Vortrag in der LUFA Speyer
Landwirtschaft und Imkerei im Spannungsfeld

Bienen finden heutzutage immer weniger Blütennahrung.
  • Bienen finden heutzutage immer weniger Blütennahrung.
  • Foto: Pfalzmuseum für Naturkunde
  • hochgeladen von Amanda Kollross

Speyer. Unter dem Titel „Landwirtschaft und Imkerei – zwei Welten treffen sich“ hält Dr. Klaus Wallner von der Landesanstalt für Bienenschutz an der Universität Hohenheim am Mittwoch, 25. April, um 19 Uhr einen Vortrag im Konferenzraum der Landwirtschaftlichen Untersuchungs- und Forschungsanstalt (LUFA). Aus Sicht der blütenbesuchenden Insekten haben sich vor allem die landwirtschaftlich genutzten Flächen zu grünen Wüsten entwickelt. Hoch effiziente Bewirtschaftungsformen auf den Äckern führen bei vielen Pflanzenbeständen, wie Getreide und Mais, aber auch im Kartoffel- und Gemüseanbau zu sterilen Flächen ohne blühende Nebenkräuter. Eine schnell sinkende Zahl von Landwirten bewirtschaftet immer größer werdende Felder. Die Artenvielfalt der angebauten Kulturen sinkt, Ackerrandstreifen und Wegränder verschwinden, Böschungen und Gräben werden in Nutzflächen verwandelt. Auch die Silierung schadet der Artenvielfalt: Für Bienen uninteressante Gräser werden gefördert, nektar- und pollenliefernde Kräuter dagegen verdrängt. Die Abkehr von der Heubewirtschaftung, die der Garant für artenreiche, lang blühende Blumenwiesen war, hat damit dramatische Konsequenzen.

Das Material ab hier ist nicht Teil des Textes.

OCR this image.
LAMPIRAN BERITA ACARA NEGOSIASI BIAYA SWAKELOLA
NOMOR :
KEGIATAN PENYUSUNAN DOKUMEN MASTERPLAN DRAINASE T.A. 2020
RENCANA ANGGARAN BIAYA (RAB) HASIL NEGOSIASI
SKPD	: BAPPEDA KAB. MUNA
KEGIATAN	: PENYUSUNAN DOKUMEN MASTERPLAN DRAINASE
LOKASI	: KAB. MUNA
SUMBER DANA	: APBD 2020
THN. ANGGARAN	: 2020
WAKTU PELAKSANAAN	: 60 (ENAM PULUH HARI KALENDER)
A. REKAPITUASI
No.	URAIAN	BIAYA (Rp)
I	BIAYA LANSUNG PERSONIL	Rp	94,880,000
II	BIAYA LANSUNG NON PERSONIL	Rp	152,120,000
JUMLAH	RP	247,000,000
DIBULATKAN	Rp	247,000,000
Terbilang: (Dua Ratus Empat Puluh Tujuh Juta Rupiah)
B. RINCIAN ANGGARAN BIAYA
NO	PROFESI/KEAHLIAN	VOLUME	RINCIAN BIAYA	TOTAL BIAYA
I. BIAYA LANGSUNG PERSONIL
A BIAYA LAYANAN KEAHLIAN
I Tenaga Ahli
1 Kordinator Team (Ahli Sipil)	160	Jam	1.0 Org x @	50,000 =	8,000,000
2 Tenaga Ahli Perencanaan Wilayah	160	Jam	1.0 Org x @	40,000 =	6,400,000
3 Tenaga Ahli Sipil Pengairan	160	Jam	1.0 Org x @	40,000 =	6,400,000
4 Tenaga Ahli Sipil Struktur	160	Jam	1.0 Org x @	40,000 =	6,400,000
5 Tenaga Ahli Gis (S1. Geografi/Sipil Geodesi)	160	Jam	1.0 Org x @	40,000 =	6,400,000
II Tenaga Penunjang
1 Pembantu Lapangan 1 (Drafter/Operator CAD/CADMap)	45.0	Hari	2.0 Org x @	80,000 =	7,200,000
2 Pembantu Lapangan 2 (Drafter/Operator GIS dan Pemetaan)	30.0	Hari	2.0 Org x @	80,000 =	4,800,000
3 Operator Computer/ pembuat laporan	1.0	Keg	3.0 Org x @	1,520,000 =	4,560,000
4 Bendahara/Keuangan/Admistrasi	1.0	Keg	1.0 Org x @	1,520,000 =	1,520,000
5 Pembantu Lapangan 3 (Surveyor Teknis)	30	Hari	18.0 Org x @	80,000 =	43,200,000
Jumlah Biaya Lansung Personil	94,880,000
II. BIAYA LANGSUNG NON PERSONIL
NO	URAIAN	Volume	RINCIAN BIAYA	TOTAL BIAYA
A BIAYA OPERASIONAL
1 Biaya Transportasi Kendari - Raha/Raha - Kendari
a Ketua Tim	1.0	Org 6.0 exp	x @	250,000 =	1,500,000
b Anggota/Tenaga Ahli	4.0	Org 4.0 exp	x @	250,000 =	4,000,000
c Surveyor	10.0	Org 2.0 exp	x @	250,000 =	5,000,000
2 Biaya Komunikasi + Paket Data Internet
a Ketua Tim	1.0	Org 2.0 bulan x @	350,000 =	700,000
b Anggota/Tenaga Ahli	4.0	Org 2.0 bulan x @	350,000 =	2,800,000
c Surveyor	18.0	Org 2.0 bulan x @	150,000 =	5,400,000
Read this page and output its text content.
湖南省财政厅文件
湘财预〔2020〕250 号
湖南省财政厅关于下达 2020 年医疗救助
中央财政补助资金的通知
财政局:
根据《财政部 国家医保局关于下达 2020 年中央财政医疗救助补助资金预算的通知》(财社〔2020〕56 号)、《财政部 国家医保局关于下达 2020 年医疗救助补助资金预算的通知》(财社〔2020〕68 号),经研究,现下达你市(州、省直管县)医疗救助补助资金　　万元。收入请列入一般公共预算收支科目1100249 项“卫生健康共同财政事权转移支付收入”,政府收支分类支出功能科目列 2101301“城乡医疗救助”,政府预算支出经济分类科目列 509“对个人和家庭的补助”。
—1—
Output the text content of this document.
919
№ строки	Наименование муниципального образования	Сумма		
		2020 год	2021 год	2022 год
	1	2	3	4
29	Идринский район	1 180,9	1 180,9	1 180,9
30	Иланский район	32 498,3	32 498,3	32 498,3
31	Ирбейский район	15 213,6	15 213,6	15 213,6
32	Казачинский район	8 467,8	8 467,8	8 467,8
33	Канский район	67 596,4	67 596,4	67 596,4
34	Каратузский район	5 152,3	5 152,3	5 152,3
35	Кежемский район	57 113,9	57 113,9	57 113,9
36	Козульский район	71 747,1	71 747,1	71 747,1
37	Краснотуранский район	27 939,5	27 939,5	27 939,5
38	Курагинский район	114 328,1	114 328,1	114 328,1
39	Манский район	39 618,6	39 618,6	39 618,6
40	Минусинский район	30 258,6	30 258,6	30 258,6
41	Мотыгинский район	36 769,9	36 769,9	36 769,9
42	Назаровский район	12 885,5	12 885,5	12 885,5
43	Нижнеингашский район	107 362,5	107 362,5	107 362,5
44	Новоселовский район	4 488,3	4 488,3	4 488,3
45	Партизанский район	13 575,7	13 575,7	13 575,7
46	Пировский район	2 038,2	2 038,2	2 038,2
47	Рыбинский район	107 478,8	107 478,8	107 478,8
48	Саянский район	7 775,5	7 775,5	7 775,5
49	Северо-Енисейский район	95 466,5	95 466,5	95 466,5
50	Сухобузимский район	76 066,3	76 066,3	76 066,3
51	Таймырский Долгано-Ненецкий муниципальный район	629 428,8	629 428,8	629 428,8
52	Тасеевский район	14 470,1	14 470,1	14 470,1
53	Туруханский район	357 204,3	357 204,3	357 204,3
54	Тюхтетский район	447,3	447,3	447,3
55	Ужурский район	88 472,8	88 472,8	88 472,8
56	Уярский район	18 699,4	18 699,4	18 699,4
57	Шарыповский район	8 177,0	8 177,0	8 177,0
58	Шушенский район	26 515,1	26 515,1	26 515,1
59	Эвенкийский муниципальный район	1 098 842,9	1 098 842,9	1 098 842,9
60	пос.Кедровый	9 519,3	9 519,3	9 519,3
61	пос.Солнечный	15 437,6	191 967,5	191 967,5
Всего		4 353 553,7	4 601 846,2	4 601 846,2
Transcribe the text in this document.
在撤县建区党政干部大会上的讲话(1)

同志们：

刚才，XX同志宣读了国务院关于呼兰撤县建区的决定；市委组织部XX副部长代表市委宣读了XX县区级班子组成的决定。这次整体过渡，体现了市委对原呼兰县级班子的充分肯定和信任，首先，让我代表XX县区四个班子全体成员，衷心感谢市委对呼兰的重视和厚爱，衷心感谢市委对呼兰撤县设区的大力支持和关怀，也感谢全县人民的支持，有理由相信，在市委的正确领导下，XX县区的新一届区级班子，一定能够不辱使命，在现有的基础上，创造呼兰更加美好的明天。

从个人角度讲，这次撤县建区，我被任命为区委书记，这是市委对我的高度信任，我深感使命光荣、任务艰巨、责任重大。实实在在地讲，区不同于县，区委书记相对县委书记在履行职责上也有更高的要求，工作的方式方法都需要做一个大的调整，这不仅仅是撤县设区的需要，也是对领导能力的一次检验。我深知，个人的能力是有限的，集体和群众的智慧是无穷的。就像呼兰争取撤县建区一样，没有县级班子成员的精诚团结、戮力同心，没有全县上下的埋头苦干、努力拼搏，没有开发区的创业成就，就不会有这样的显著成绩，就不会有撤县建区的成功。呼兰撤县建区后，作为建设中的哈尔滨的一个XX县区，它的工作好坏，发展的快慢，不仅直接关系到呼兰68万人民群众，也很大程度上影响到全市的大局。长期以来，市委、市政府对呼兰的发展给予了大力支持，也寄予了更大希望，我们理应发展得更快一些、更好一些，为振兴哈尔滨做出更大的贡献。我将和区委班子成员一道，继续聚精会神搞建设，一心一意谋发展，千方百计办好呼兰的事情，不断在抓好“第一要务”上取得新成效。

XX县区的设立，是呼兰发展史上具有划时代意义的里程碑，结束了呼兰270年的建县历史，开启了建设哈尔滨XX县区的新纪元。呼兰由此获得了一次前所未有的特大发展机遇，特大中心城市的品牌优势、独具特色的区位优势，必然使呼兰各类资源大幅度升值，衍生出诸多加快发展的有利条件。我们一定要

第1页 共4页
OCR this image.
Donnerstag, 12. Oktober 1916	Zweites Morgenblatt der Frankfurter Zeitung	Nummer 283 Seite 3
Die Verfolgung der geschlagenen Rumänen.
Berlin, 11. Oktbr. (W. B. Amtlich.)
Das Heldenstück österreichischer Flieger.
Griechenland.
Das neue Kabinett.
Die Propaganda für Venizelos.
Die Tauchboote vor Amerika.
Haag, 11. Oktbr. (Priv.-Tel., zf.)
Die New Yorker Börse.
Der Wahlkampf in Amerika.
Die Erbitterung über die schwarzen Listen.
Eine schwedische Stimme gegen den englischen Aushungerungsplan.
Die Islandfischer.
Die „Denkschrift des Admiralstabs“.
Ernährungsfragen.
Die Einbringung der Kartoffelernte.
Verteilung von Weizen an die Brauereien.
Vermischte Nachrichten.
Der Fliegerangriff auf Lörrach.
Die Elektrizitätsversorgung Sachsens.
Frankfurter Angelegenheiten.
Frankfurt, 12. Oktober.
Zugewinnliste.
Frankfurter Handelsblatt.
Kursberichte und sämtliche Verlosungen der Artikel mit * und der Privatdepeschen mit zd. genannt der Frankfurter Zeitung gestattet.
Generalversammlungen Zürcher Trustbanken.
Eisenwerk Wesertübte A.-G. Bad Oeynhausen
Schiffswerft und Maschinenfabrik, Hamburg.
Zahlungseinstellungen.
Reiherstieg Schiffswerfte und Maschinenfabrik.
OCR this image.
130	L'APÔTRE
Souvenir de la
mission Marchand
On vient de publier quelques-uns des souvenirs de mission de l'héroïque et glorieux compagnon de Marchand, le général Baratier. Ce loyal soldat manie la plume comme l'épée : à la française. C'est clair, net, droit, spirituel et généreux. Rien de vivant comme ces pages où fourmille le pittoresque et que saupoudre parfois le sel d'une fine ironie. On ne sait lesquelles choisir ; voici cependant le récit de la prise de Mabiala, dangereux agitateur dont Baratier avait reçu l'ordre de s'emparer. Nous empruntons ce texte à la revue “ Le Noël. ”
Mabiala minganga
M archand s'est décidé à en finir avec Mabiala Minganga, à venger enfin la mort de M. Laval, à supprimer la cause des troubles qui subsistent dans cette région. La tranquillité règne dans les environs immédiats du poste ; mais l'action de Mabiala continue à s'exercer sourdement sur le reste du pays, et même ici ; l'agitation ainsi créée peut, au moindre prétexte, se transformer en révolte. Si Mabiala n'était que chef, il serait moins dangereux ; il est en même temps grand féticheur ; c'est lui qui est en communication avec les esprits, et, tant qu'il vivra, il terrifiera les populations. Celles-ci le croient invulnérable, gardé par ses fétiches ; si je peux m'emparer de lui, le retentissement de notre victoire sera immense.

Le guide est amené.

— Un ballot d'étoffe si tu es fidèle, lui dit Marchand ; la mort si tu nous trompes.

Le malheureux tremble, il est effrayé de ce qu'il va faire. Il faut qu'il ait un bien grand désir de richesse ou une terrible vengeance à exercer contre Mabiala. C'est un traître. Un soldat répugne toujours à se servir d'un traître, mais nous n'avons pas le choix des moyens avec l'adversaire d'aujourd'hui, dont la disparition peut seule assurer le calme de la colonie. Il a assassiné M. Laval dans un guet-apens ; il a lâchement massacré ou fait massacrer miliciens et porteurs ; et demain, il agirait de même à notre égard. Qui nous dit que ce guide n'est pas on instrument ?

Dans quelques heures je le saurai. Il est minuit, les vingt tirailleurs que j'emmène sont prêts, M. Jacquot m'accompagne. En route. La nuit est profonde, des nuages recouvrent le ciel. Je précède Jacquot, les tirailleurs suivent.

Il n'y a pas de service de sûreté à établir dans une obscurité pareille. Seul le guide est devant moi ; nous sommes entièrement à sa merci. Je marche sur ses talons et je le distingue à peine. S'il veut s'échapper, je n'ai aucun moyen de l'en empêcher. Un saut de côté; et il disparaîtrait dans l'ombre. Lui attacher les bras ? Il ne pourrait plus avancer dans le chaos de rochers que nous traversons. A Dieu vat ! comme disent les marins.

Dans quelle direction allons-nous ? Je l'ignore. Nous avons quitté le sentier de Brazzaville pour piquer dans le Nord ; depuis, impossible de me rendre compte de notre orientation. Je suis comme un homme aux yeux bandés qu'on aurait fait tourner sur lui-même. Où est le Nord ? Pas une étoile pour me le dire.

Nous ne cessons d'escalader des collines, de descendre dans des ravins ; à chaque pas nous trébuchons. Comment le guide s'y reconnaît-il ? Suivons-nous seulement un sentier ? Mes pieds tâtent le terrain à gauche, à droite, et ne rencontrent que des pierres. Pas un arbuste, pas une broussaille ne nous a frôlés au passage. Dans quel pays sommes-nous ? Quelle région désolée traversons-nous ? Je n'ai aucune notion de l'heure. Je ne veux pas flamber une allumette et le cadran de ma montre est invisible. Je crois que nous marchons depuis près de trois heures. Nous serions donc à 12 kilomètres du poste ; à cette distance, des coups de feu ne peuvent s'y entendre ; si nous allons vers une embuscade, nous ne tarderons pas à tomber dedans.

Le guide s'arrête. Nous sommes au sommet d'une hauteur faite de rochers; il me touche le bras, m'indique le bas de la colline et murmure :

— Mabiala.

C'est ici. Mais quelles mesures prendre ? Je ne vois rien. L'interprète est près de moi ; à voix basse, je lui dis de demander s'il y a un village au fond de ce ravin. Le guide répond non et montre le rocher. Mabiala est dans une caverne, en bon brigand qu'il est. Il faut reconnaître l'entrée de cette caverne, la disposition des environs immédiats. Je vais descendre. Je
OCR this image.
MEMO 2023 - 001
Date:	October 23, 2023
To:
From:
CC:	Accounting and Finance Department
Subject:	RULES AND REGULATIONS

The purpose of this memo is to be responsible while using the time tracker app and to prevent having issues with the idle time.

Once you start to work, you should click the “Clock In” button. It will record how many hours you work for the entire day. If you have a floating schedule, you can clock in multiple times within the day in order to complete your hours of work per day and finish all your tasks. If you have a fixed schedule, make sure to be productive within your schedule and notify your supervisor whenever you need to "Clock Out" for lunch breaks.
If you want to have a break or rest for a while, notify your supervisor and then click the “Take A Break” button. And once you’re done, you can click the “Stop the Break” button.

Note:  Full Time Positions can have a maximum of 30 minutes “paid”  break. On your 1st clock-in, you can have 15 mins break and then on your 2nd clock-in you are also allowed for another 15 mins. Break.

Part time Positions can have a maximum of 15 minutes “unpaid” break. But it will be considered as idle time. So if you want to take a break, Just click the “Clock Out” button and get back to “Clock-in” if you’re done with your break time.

Die riesigen zusammenhängenden Agrarflächen leisten keinen Beitrag zur Versorgung von Wild-, Solitär- und Honigbienen. Heutige Pflanzenschutzmittel ermöglichen nicht nur unkrautfreie Monokulturen, sondern auch enge Fruchtfolgen, was wiederum den Einsatz des Pflanzenschutzes benötigt. Ein Beispiel dafür ist der Raps, der aufgrund des zunehmenden Krankheits- und Schädlingsdrucks mittlerweile im Anbau immer schwieriger wird. Gerade diese Kultur ist aber eine der ganz wenigen wertvollen Pflanzen, die Bienen auch aus großen Distanzen anfliegen. Dort kommt es dann zur Konfrontation mit Pflanzenschutzmitteln und zu messbaren Wirkstoffeinträgen in die Bienenstöcke. Es entsteht ein Spannungsfeld zwischen Landwirtschaft und Imkerei. Auch ein Verbot bestimmter Pflanzenschutzmittel wird das Problem, in dem alle Blütenbesucher heute stecken, nicht lösen.